Both Dr. Gibson and Molly keep confidences, and the fallout of these confidences highlights these characters’ moral integrity. Contrast this to the behaviour of the new Mrs. Gibson, who uses information gathered during eavesdropping to further Cynthia’s future. With a mother like Clare, it’s easy to see how and why Cynthia suffered and fell into trouble. While Molly is an open book, if one cares to pry open the pages, Cynthia is entirely different. She’s matured early and without a responsible parent. Both the Doctor and Molly cannot understand Cynthia, and the Doctor, who had a relatively peaceful life before he remarried, finds out the hard way that his wife is a disappointment. Cynthia, however, is a mystery:
She is a girl who will always have some love-affair on hand, and will always be apt to slip through a man’s fingers if he does not look sharp.

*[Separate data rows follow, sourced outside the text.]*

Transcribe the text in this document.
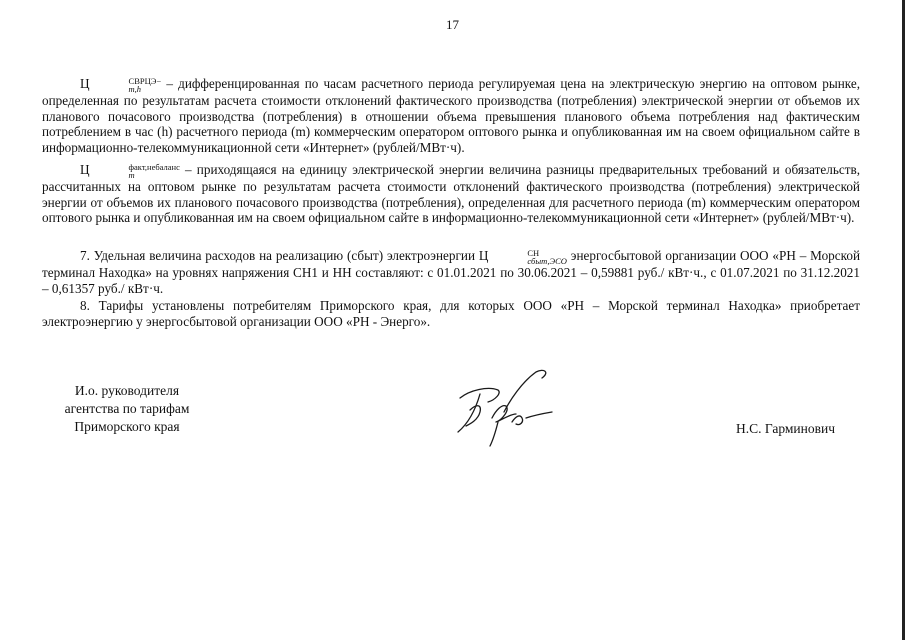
17

Ц	СВРЦЭ−
m,h	– дифференцированная по часам расчетного периода регулируемая цена на электрическую энергию на оптовом рынке, определенная по результатам расчета стоимости отклонений фактического производства (потребления) электрической энергии от объемов их планового почасового производства (потребления) в отношении объема превышения планового объема потребления над фактическим потреблением в час (h) расчетного периода (m) коммерческим оператором оптового рынка и опубликованная им на своем официальном сайте в информационно-телекоммуникационной сети «Интернет» (рублей/МВт·ч).

Ц	факт,небаланс
m	– приходящаяся на единицу электрической энергии величина разницы предварительных требований и обязательств, рассчитанных на оптовом рынке по результатам расчета стоимости отклонений фактического производства (потребления) электрической энергии от объемов их планового почасового производства (потребления), определенная для расчетного периода (m) коммерческим оператором оптового рынка и опубликованная им на своем официальном сайте в информационно-телекоммуникационной сети «Интернет» (рублей/МВт·ч).

7. Удельная величина расходов на реализацию (сбыт) электроэнергии Ц	СН
сбыт,ЭСО энергосбытовой организации ООО «РН – Морской терминал Находка» на уровнях напряжения СН1 и НН составляют: с 01.01.2021 по 30.06.2021 – 0,59881 руб./ кВт·ч., с 01.07.2021 по 31.12.2021 – 0,61357 руб./ кВт·ч.

8. Тарифы установлены потребителям Приморского края, для которых ООО «РН – Морской терминал Находка» приобретает электроэнергию у энергосбытовой организации ООО «РН - Энерго».

И.о. руководителя
агентства по тарифам
Приморского края	Н.С. Гарминович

Molly is a gem, and yet we have probably all had experiences of seeing the quiet ‘gem’ overlooked by the more glittery, worthless types who have incredible plasticity when it comes to beguiling men. Like her father, Molly has never had the experience of dealing with someone as complex as Cynthia, and Molly is far more troubled by Cynthia’s problems than Cynthia is. Cynthia’s “real self was shrouded in mystery,” and while Molly befriends Cynthia and truly loves her, the friendship can only go so far before Molly finds that she faces “a dead wallbeyond which she could not pass.” Cynthia acknowledges that she lacks “the gift for loving” (probably inherited) and that becomes painfully true when Molly sees the man she loves fall under Cynthia’s spell.
Cynthia was one of those natural coquettes, who instinctively bring out all their prettiest airs and graces in order to stand well with any man, young or old, who may happen to be present.
This was a fantastic read. There were times Molly was too angelic, and I sometimes wondered why Dr Gibson didn’t strangle his wife. No wonder he starts enjoying his time away from home. As the story unfolds, Mrs. Gibson moves from annoying to dreadful, and her petulance regarding her husband’s need to treat dying patients shows her true nature and her “superficial and flimsy character.”
But if this Mr Smith is dying, as you say, what’s the use of your father’s going off to him in such a hurry? Does he expect a legacy, or anything of that kind?’
The woman just doesn’t get any notions of moral responsibility. She doesn’t act badly from malice, but simply from petulance, selfishness, immaturity and a wildly overblown sense of her own moral standing. Everyone exists to make her life easier–to please her. The sharp delineations of society are very well drawn through the characters’ interactions, and several incidents illustrate how the upper classes feel as though they have ‘the right’ to arrange the lives of the lower classes. But Gaskell also shows us what the lower classes expect from the toffs and in one scene depicts the townspeople as terribly disappointed when the nobility don’t wear any jewels to the local ball. They were cheated of an expected display.
It was one of those still and lovely autumn days when the red and yellow leaves are hanging -pegs to dewy, brilliant gossamer-webs; when the hedges are full of trailing brambles, loaded with ripe blackberries; when the air is full of the farewell whistles and pipes of birds, clear and short– not the long full-throated warbles of spring; when the whirr of the partridge’s wings is heard in the stubble-fields, as the sharp hoof-blows fall on the paved lanes; when here and there a leaf floats and flutters down to the ground, although there is not a single breath of wind.